Wednesday, April 7, 2021

"Resurrection" - Episcopal School of Jacksonville

Several weeks ago, I was asked by the Episcopal School of Jacksonville to preach for their two chapel services. I joked to several people that they must have asked all the Episcopal priests and they all said no to preaching the week after Easter Sunday. So they asked me, the Lutheran posing as an Episcopal priest. I was told that chapel services have themes... this week would "resurrection!" Ha. I suppose that makes sense. So here we heard the story of Mary Magdalene meeting the risen Christ at the tomb: 


Jesus Appears to Mary Magdalene

11 But Mary stood weeping outside the tomb. As she wept, she bent over to look into the tomb; 12 and she saw two angels in white, sitting where the body of Jesus had been lying, one at the head and the other at the feet. 13 They said to her, “Woman, why are you weeping?” She said to them, “They have taken away my Lord, and I do not know where they have laid him.” 14 When she had said this, she turned around and saw Jesus standing there, but she did not know that it was Jesus. 15 Jesus said to her, “Woman, why are you weeping? Whom are you looking for?” Supposing him to be the gardener, she said to him, “Sir, if you have carried him away, tell me where you have laid him, and I will take him away.” 16 Jesus said to her, “Mary!” She turned and said to him in Hebrew, “Rabbouni!” (which means Teacher). 17 Jesus said to her, “Do not hold on to me, because I have not yet ascended to the Father. But go to my brothers and say to them, ‘I am ascending to my Father and your Father, to my God and your God.’” 18 Mary Magdalene went and announced to the disciples, “I have seen the Lord”; and she told them that he had said these things to her.



Let us pray: God of new and ever-present resurrection, be with us as we seek to understand what the resurrection of Christ Jesus means in our lives and in the whole world. Amen. 


On Sunday morning, I drove my two year old toddler to church for Easter morning worship. “You’re going to hear a new word today,” I said, “it’s ‘Alleluia.’ When you hear that word, you get to yell it as loud as you want. Do you want to practice? Alleluia!” 


“Whadda whadda!” He responded. I tried again: “Alleluia!”


“Whadda whadda!” He screeched back. There were too many vowels and consonants. This word meant absolutely nothing to him. It wasn’t like “ball” or “truck,” two of his favorite words right now— there was nothing to point to, to say “there it is.” 


That’s sometimes what the resurrection feels like to me.
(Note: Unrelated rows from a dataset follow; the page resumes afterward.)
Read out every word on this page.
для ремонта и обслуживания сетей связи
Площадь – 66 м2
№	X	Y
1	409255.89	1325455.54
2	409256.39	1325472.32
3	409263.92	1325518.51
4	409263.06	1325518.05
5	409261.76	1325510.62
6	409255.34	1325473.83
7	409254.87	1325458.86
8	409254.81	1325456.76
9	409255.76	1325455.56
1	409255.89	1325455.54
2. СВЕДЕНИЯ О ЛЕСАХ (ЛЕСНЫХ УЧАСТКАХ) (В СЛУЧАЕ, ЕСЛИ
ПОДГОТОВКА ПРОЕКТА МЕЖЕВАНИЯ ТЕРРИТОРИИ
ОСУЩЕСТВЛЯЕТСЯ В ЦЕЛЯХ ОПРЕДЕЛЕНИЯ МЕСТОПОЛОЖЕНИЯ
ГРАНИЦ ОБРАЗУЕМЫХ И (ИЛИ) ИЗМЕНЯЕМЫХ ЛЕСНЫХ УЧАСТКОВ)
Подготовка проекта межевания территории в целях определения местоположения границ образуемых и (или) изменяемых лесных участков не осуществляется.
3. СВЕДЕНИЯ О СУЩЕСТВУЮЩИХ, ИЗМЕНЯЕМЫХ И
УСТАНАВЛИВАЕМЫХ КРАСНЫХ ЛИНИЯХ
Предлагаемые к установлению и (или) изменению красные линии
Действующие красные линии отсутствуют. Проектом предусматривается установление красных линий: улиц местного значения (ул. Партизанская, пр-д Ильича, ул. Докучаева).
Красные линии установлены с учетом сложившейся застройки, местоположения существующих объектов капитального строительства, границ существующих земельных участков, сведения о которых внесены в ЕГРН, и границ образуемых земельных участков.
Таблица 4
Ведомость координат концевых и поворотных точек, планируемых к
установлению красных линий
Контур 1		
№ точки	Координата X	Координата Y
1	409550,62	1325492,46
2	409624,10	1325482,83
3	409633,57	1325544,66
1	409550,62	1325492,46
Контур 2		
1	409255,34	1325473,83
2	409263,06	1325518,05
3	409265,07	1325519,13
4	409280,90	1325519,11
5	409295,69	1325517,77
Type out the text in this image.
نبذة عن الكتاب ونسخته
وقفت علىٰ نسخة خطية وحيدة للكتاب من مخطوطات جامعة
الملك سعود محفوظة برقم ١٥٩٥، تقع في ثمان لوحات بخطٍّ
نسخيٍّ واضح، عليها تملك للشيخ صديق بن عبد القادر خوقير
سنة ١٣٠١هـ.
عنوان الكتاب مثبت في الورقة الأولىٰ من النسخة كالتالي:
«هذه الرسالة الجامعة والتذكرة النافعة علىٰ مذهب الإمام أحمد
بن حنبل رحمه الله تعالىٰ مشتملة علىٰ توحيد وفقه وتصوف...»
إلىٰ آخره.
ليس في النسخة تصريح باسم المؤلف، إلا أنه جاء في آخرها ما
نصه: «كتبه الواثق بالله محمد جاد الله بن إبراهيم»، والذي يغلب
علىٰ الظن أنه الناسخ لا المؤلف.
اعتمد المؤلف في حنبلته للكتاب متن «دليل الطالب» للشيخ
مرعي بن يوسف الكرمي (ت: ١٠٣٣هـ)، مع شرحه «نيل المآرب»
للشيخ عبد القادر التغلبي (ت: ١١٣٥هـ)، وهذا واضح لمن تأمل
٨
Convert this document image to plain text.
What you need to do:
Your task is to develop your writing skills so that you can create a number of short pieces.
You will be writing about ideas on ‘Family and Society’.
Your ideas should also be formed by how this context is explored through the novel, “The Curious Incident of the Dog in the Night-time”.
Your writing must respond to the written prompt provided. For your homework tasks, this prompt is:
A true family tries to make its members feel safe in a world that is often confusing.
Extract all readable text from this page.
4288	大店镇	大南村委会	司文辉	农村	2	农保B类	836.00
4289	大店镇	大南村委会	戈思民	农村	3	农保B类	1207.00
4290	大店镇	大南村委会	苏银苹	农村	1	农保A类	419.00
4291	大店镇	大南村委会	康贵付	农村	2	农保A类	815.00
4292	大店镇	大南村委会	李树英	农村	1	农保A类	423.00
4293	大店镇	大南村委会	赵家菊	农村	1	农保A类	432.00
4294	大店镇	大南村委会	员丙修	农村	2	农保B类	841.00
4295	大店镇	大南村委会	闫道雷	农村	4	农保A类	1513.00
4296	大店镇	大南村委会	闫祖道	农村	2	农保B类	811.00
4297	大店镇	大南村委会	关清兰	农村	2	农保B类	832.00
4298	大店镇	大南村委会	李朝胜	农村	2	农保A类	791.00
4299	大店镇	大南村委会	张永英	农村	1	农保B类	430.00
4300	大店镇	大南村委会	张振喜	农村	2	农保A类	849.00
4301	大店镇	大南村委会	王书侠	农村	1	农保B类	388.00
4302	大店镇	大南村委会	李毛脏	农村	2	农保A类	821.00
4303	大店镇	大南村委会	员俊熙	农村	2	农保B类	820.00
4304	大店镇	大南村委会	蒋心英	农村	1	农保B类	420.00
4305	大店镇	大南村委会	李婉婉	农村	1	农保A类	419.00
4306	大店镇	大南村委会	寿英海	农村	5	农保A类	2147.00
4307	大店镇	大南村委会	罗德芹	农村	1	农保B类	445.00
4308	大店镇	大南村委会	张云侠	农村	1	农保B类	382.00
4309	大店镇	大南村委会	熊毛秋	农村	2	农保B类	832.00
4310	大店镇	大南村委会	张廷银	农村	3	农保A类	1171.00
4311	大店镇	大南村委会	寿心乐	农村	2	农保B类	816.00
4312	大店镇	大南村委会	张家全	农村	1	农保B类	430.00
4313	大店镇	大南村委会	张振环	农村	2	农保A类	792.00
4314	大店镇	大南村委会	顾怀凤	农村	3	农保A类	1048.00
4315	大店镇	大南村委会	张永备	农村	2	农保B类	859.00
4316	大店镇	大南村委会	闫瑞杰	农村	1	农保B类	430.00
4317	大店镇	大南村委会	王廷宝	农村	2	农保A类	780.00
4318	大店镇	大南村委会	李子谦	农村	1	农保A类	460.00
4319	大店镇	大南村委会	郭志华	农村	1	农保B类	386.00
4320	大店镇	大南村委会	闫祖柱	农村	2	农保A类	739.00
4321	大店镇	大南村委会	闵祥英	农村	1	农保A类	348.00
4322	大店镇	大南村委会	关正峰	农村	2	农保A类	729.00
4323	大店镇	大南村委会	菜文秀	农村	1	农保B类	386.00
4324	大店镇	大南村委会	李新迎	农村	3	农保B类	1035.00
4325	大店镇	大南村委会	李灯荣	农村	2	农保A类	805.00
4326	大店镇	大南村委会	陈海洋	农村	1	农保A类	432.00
We have these words, these stories, but there is nothing I can really point to to say “that’s the resurrection.” We have pretty images like flowers blooming and the sun rising, but those don’t really do it justice. 


Often on Easter morning, we tend to be unprepared for the message of the resurrection— even for those of us who grew up in the church our whole lives, we don’t fully understand what Jesus’ resurrection means in our lives. We feel like toddlers learning a new abstract concept. Resurrection. Okay, it’s something that God did. *shrug* It somehow changed the whole world.  


In all honesty, I think it’s okay that we don’t totally understand the resurrection. From the stories we have heard on Sunday and today, it doesn’t seem much like the disciples understood the resurrection either. And we’ll hear next week that some of them even doubted it, asking for proof over and over again. 


I think that’s okay too. Because when we don’t understand something, we are invited to listen more closely, to listen again and again, to ask more questions, and be honest about our doubt. 


Jesus’ resurrection from the dead on Easter morning is the turning point in our Christian history, an absolute upside-down-ness of the whole world. Something that takes more than one day to explain and something that will take, perhaps, our entire lives to understand. 


The comfort is that in this place, and in our home congregations, and as we continue to feed our faith with questions and doubts and research and devotion, we will have countless opportunities not only to hear the story of the resurrection over and over again, but to tell it. And in telling it, like Mary did, we might come to better understand what it means for us in our own lives and for the whole world. 


And that is the good news of the resurrection— that, because Jesus has defeated death and is creating a new world in the resurrection, we have our whole lives, we even have eternity, to be in relationship with one another, with all of creation, and with God. This is only the beginning of the good news. Alleluia. Amen.